DE LA LIBERTÉ CHRÉTIENNE (3)

 Amis auditeurs, je poursuis aujourd’hui l’exposition sur le Traité de la liberté chrétienne rédigé en 1520 par le Réformateur allemand Martin Luther.  Rappelons l’affirmation initiale qui gouverne tout ce traité: “Le chrétien est l’homme le plus libre; maître de toutes choses il n’est assujetti à personne.  L’homme chrétien est en toutes choses le plus serviable des serviteurs; il est assujetti à tous.” 

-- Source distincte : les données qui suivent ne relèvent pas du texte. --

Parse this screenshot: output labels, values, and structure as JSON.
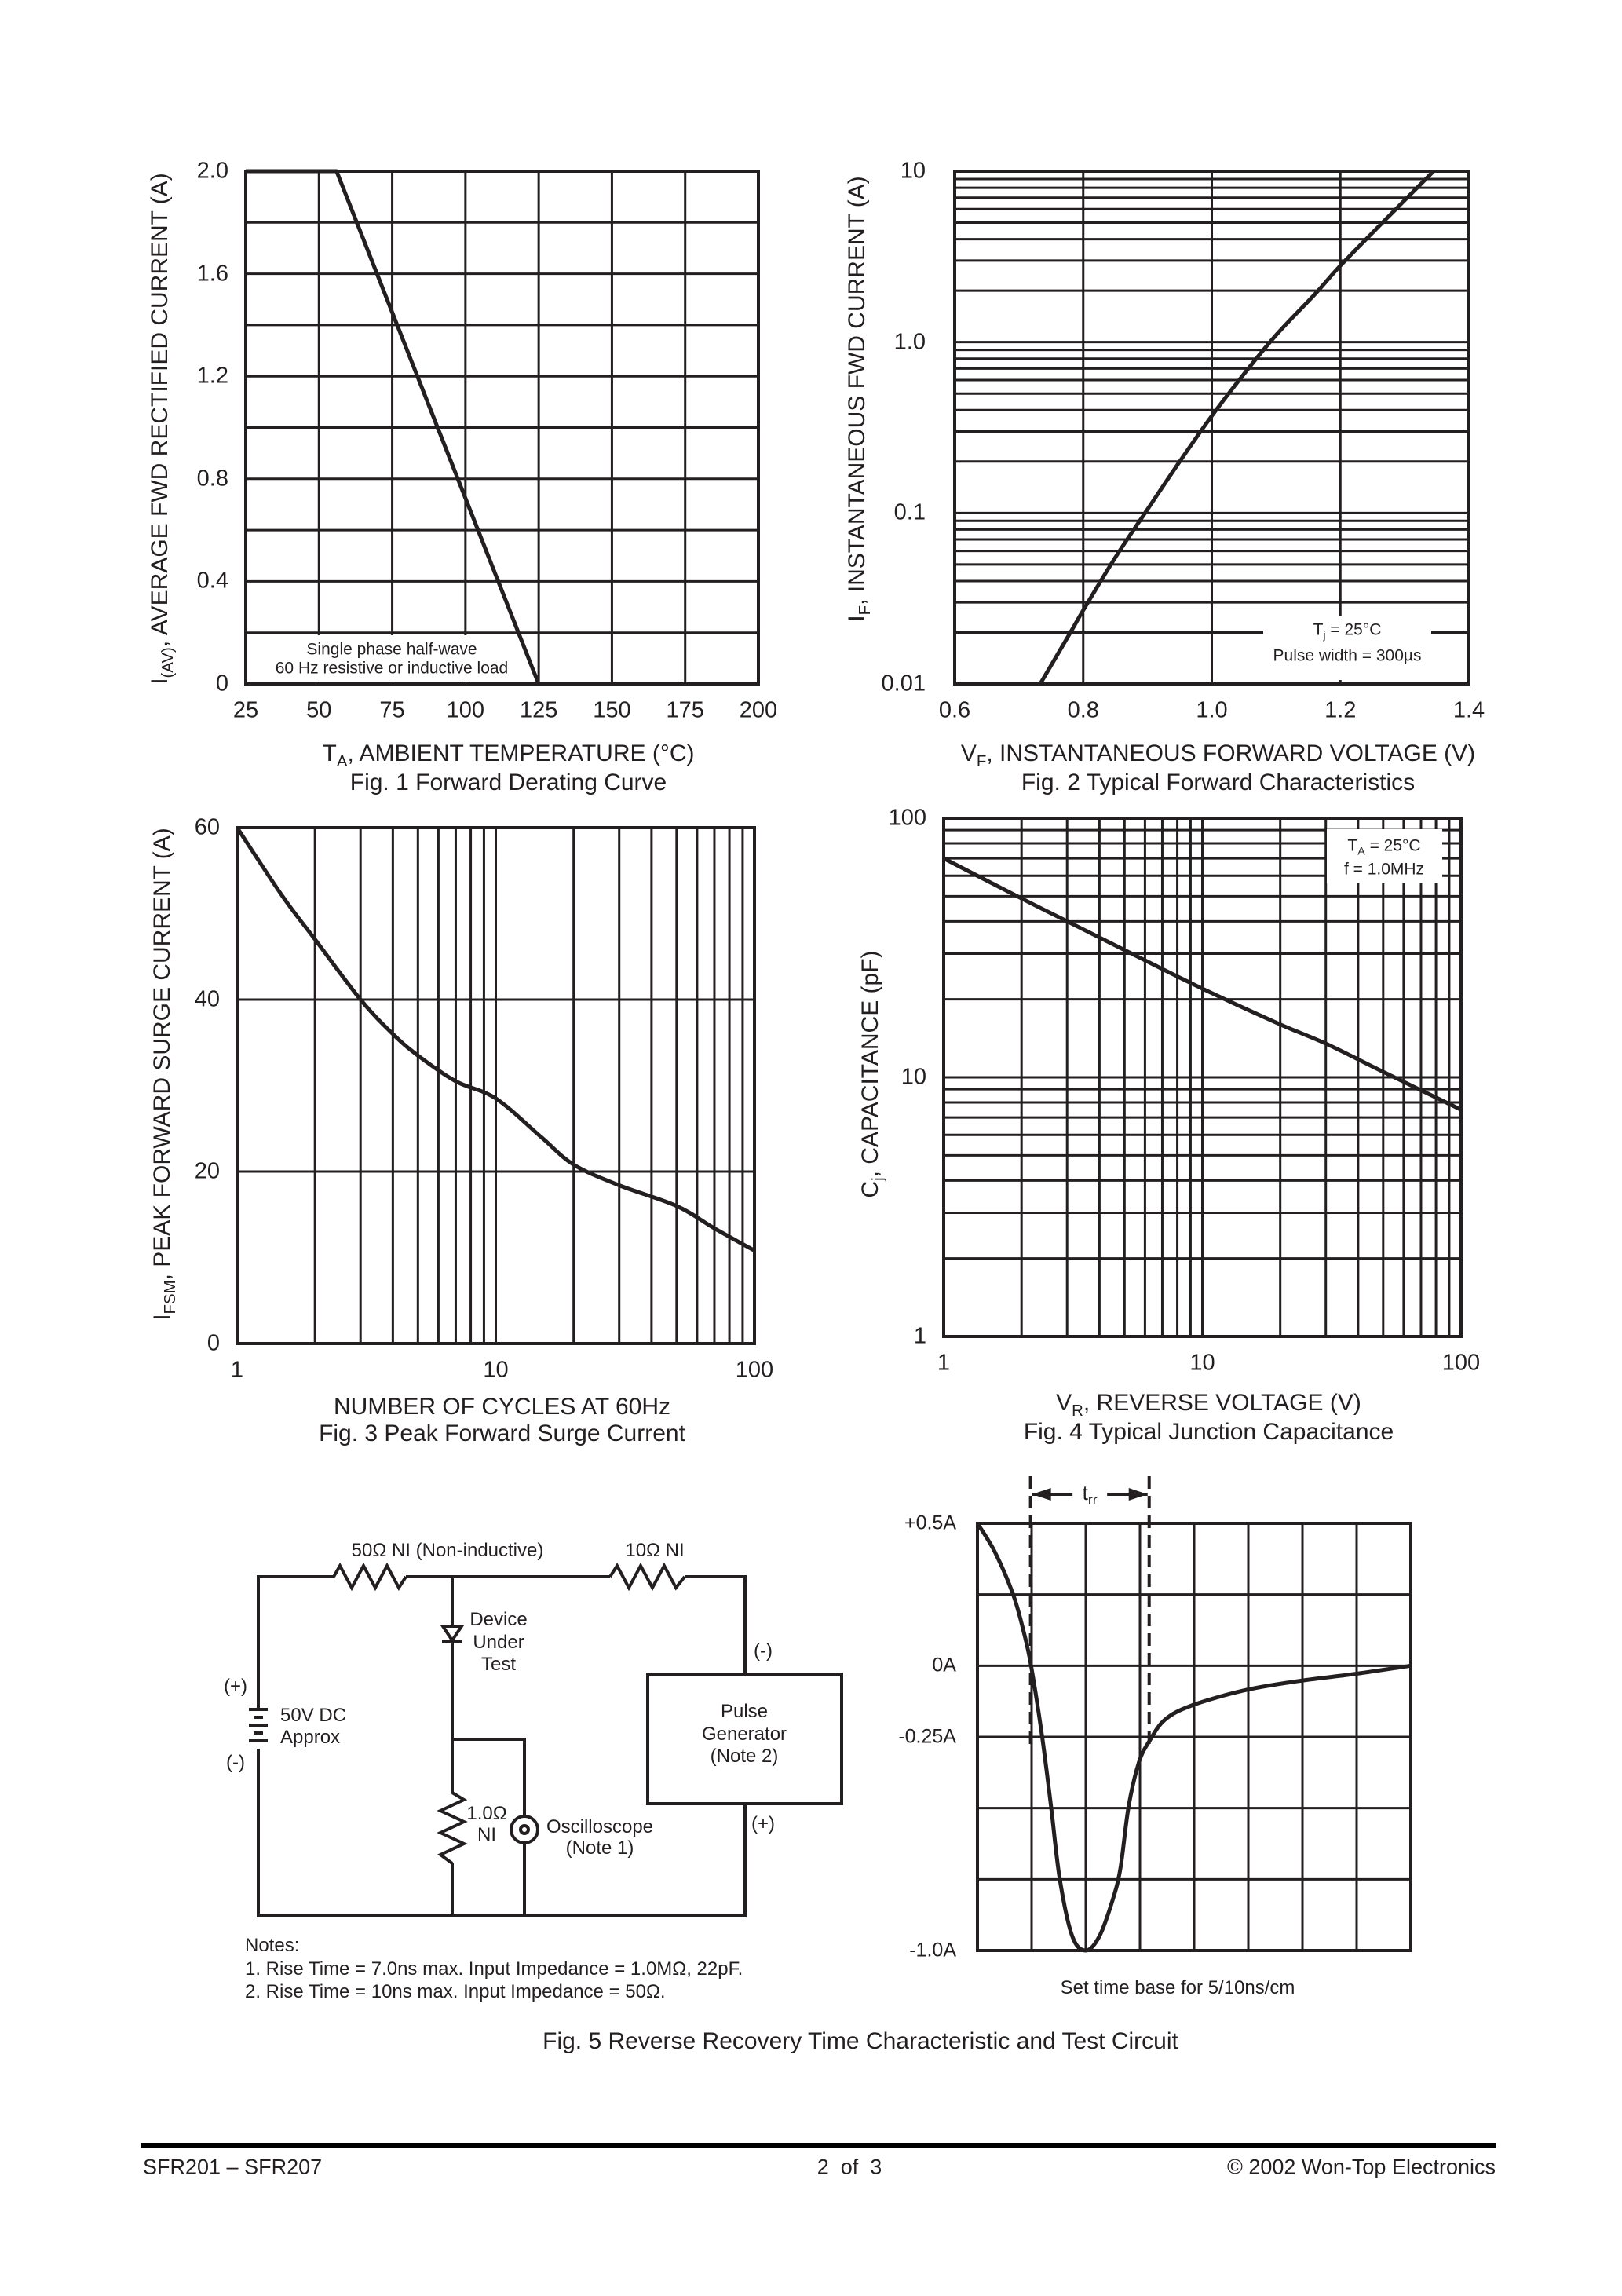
{
  "chart_data": [
    {
      "type": "line",
      "title": "Fig. 1  Forward Derating Curve",
      "xlabel": {
        "main": "T",
        "sub": "A",
        "rest": ", AMBIENT TEMPERATURE (°C)"
      },
      "ylabel": {
        "main": "I",
        "sub": "(AV)",
        "rest": ", AVERAGE FWD RECTIFIED CURRENT (A)"
      },
      "xscale": "linear",
      "yscale": "linear",
      "xlim": [
        25,
        200
      ],
      "ylim": [
        0,
        2.0
      ],
      "grid": true,
      "x_grid_step": 25,
      "y_grid_step": 0.2,
      "x_ticks": [
        {
          "value": 25,
          "label": "25"
        },
        {
          "value": 50,
          "label": "50"
        },
        {
          "value": 75,
          "label": "75"
        },
        {
          "value": 100,
          "label": "100"
        },
        {
          "value": 125,
          "label": "125"
        },
        {
          "value": 150,
          "label": "150"
        },
        {
          "value": 175,
          "label": "175"
        },
        {
          "value": 200,
          "label": "200"
        }
      ],
      "y_ticks": [
        {
          "value": 0,
          "label": "0"
        },
        {
          "value": 0.4,
          "label": "0.4"
        },
        {
          "value": 0.8,
          "label": "0.8"
        },
        {
          "value": 1.2,
          "label": "1.2"
        },
        {
          "value": 1.6,
          "label": "1.6"
        },
        {
          "value": 2.0,
          "label": "2.0"
        }
      ],
      "annotation": [
        {
          "main": "Single phase half-wave"
        },
        {
          "main": "60 Hz resistive or inductive load"
        }
      ],
      "series": [
        {
          "x": [
            25,
            56,
            125
          ],
          "y": [
            2.0,
            2.0,
            0
          ]
        }
      ]
    },
    {
      "type": "line",
      "title": "Fig. 2  Typical Forward Characteristics",
      "xlabel": {
        "main": "V",
        "sub": "F",
        "rest": ", INSTANTANEOUS FORWARD VOLTAGE (V)"
      },
      "ylabel": {
        "main": "I",
        "sub": "F",
        "rest": ", INSTANTANEOUS FWD CURRENT (A)"
      },
      "xscale": "linear",
      "yscale": "log",
      "xlim": [
        0.6,
        1.4
      ],
      "ylim": [
        0.01,
        10
      ],
      "grid": true,
      "x_grid_step": 0.2,
      "x_ticks": [
        {
          "value": 0.6,
          "label": "0.6"
        },
        {
          "value": 0.8,
          "label": "0.8"
        },
        {
          "value": 1.0,
          "label": "1.0"
        },
        {
          "value": 1.2,
          "label": "1.2"
        },
        {
          "value": 1.4,
          "label": "1.4"
        }
      ],
      "y_ticks": [
        {
          "value": 0.01,
          "label": "0.01"
        },
        {
          "value": 0.1,
          "label": "0.1"
        },
        {
          "value": 1,
          "label": "1.0"
        },
        {
          "value": 10,
          "label": "10"
        }
      ],
      "annotation": [
        {
          "main": "T",
          "sub": "j",
          "rest": " = 25°C"
        },
        {
          "main": "Pulse width = 300µs"
        }
      ],
      "series": [
        {
          "x": [
            0.733,
            0.78,
            0.8,
            0.85,
            0.9,
            0.95,
            1.0,
            1.05,
            1.1,
            1.16,
            1.2,
            1.27,
            1.345
          ],
          "y": [
            0.01,
            0.02,
            0.027,
            0.055,
            0.105,
            0.2,
            0.37,
            0.65,
            1.1,
            1.9,
            2.8,
            5.2,
            10
          ]
        }
      ]
    },
    {
      "type": "line",
      "title": "Fig. 3  Peak Forward Surge Current",
      "xlabel": {
        "main": "NUMBER OF CYCLES AT 60Hz"
      },
      "ylabel": {
        "main": "I",
        "sub": "FSM",
        "rest": ", PEAK FORWARD SURGE CURRENT (A)"
      },
      "xscale": "log",
      "yscale": "linear",
      "xlim": [
        1,
        100
      ],
      "ylim": [
        0,
        60
      ],
      "grid": true,
      "y_grid_step": 20,
      "x_ticks": [
        {
          "value": 1,
          "label": "1"
        },
        {
          "value": 10,
          "label": "10"
        },
        {
          "value": 100,
          "label": "100"
        }
      ],
      "y_ticks": [
        {
          "value": 0,
          "label": "0"
        },
        {
          "value": 20,
          "label": "20"
        },
        {
          "value": 40,
          "label": "40"
        },
        {
          "value": 60,
          "label": "60"
        }
      ],
      "series": [
        {
          "x": [
            1,
            1.5,
            2,
            3,
            4,
            5,
            7,
            10,
            15,
            20,
            30,
            50,
            70,
            100
          ],
          "y": [
            60,
            52,
            47,
            40,
            36,
            33.5,
            30.5,
            28.5,
            24,
            20.8,
            18.4,
            16,
            13.4,
            10.8
          ]
        }
      ]
    },
    {
      "type": "line",
      "title": "Fig. 4  Typical Junction Capacitance",
      "xlabel": {
        "main": "V",
        "sub": "R",
        "rest": ", REVERSE VOLTAGE (V)"
      },
      "ylabel": {
        "main": "C",
        "sub": "j",
        "rest": ", CAPACITANCE (pF)"
      },
      "xscale": "log",
      "yscale": "log",
      "xlim": [
        1,
        100
      ],
      "ylim": [
        1,
        100
      ],
      "grid": true,
      "x_ticks": [
        {
          "value": 1,
          "label": "1"
        },
        {
          "value": 10,
          "label": "10"
        },
        {
          "value": 100,
          "label": "100"
        }
      ],
      "y_ticks": [
        {
          "value": 1,
          "label": "1"
        },
        {
          "value": 10,
          "label": "10"
        },
        {
          "value": 100,
          "label": "100"
        }
      ],
      "annotation": [
        {
          "main": "T",
          "sub": "A",
          "rest": " = 25°C"
        },
        {
          "main": "f = 1.0MHz"
        }
      ],
      "series": [
        {
          "x": [
            1,
            2,
            3,
            5,
            10,
            20,
            30,
            50,
            100
          ],
          "y": [
            70,
            49,
            40,
            31,
            22,
            16,
            13.5,
            10.5,
            7.5
          ]
        }
      ]
    },
    {
      "type": "line",
      "title": "Fig. 5  Reverse Recovery Time Characteristic and Test Circuit",
      "note": "Set time base for 5/10ns/cm",
      "xscale": "linear",
      "yscale": "linear",
      "xlim": [
        0,
        8
      ],
      "ylim": [
        -1.0,
        0.5
      ],
      "grid": true,
      "x_grid_step": 1,
      "y_grid_step": 0.25,
      "y_ticks": [
        {
          "value": 0.5,
          "label": "+0.5A"
        },
        {
          "value": 0,
          "label": "0A"
        },
        {
          "value": -0.25,
          "label": "-0.25A"
        },
        {
          "value": -1.0,
          "label": "-1.0A"
        }
      ],
      "trr_markers": [
        0.98,
        3.17
      ],
      "trr_label": {
        "main": "t",
        "sub": "rr"
      },
      "series": [
        {
          "x": [
            0,
            0.32,
            0.66,
            0.86,
            0.99,
            1.19,
            1.36,
            1.52,
            1.75,
            2.0,
            2.25,
            2.5,
            2.64,
            2.79,
            2.98,
            3.17,
            3.46,
            3.95,
            4.91,
            5.88,
            7.0,
            8.0
          ],
          "y": [
            0.5,
            0.4,
            0.25,
            0.115,
            0.0,
            -0.243,
            -0.495,
            -0.75,
            -0.95,
            -1.0,
            -0.95,
            -0.82,
            -0.71,
            -0.495,
            -0.34,
            -0.266,
            -0.19,
            -0.14,
            -0.087,
            -0.055,
            -0.028,
            0.0
          ]
        }
      ]
    }
  ],
  "circuit": {
    "r50_label": "50Ω NI (Non-inductive)",
    "r10_label": "10Ω NI",
    "dut_label": [
      "Device",
      "Under",
      "Test"
    ],
    "battery_plus": "(+)",
    "battery_minus": "(-)",
    "battery_label": [
      "50V DC",
      "Approx"
    ],
    "r1_label": [
      "1.0Ω",
      "NI"
    ],
    "scope_label": [
      "Oscilloscope",
      "(Note 1)"
    ],
    "gen_label": [
      "Pulse",
      "Generator",
      "(Note 2)"
    ],
    "gen_minus": "(-)",
    "gen_plus": "(+)",
    "notes": [
      "Notes:",
      "1. Rise Time = 7.0ns max. Input Impedance = 1.0MΩ, 22pF.",
      "2. Rise Time = 10ns max. Input Impedance = 50Ω."
    ]
  },
  "footer": {
    "left": "SFR201 – SFR207",
    "center": "2  of  3",
    "right": "© 2002 Won-Top Electronics"
  },
  "colors": {
    "ink": "#231f20",
    "paper": "#ffffff"
  }
}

Luther a présenté trois vertus, ou propriétés, de la foi: la première est que c’est par la foi seule, sans l’aide des oeuvres, que la Parole de Dieu justifie l’âme, la sanctifie, la conduit dans la vérité, l’apaise, l’affranchit, la comble de tout bien et fait d’elle un enfant de Dieu.  La seconde vertu de la foi est qu’elle s’attache aux promesses de Dieu et les tient pour véridiques, honorant Dieu de cette manière.  La troisième est que la foi unit l’âme à Christ comme l’épouse est unie à l’époux.  Ainsi, tout  ce qui appartient à Christ est  communiqué à celui qui a la foi, tandis que Christ prend sur lui toutes les faiblesses du croyant, lequel demeure un pécheur.  Ceci permet à Luther de conclure de la manière suivante: “Te voilà une fois de plus apte à comprendre pourquoi l’on peut faire une part si belle à la foi: dire qu’elle seule accomplit la loi et qu’elle justifie sans le concours d’aucune oeuvre.  Considérons en effet le premier commandement: ‘Tu adoreras Dieu seul’.  Il n’est accompli que par la foi.  Si, de la plante des pieds au sommet de la tête, tu n’étais que bonnes oeuvres, tu ne serais pas juste pour autant et tu ne servirais pas Dieu ni n’accomplirais le premier commandement, car on ne saurait adorer Dieu sans lui faire l’honneur de le reconnaître pour vrai et de lui imputer toute bonté.  Et c’est bien ce qu’il faut faire.(…)  Je ne demande pas quelles sont les oeuvres que l’on fait, mais plutôt qui les fait: qui est celui qui glorifie Dieu et qui produit des oeuvres.  C’est la foi du coeur qui fait cela, elle qui est la tête de toute notre justice et qui en est la substance.”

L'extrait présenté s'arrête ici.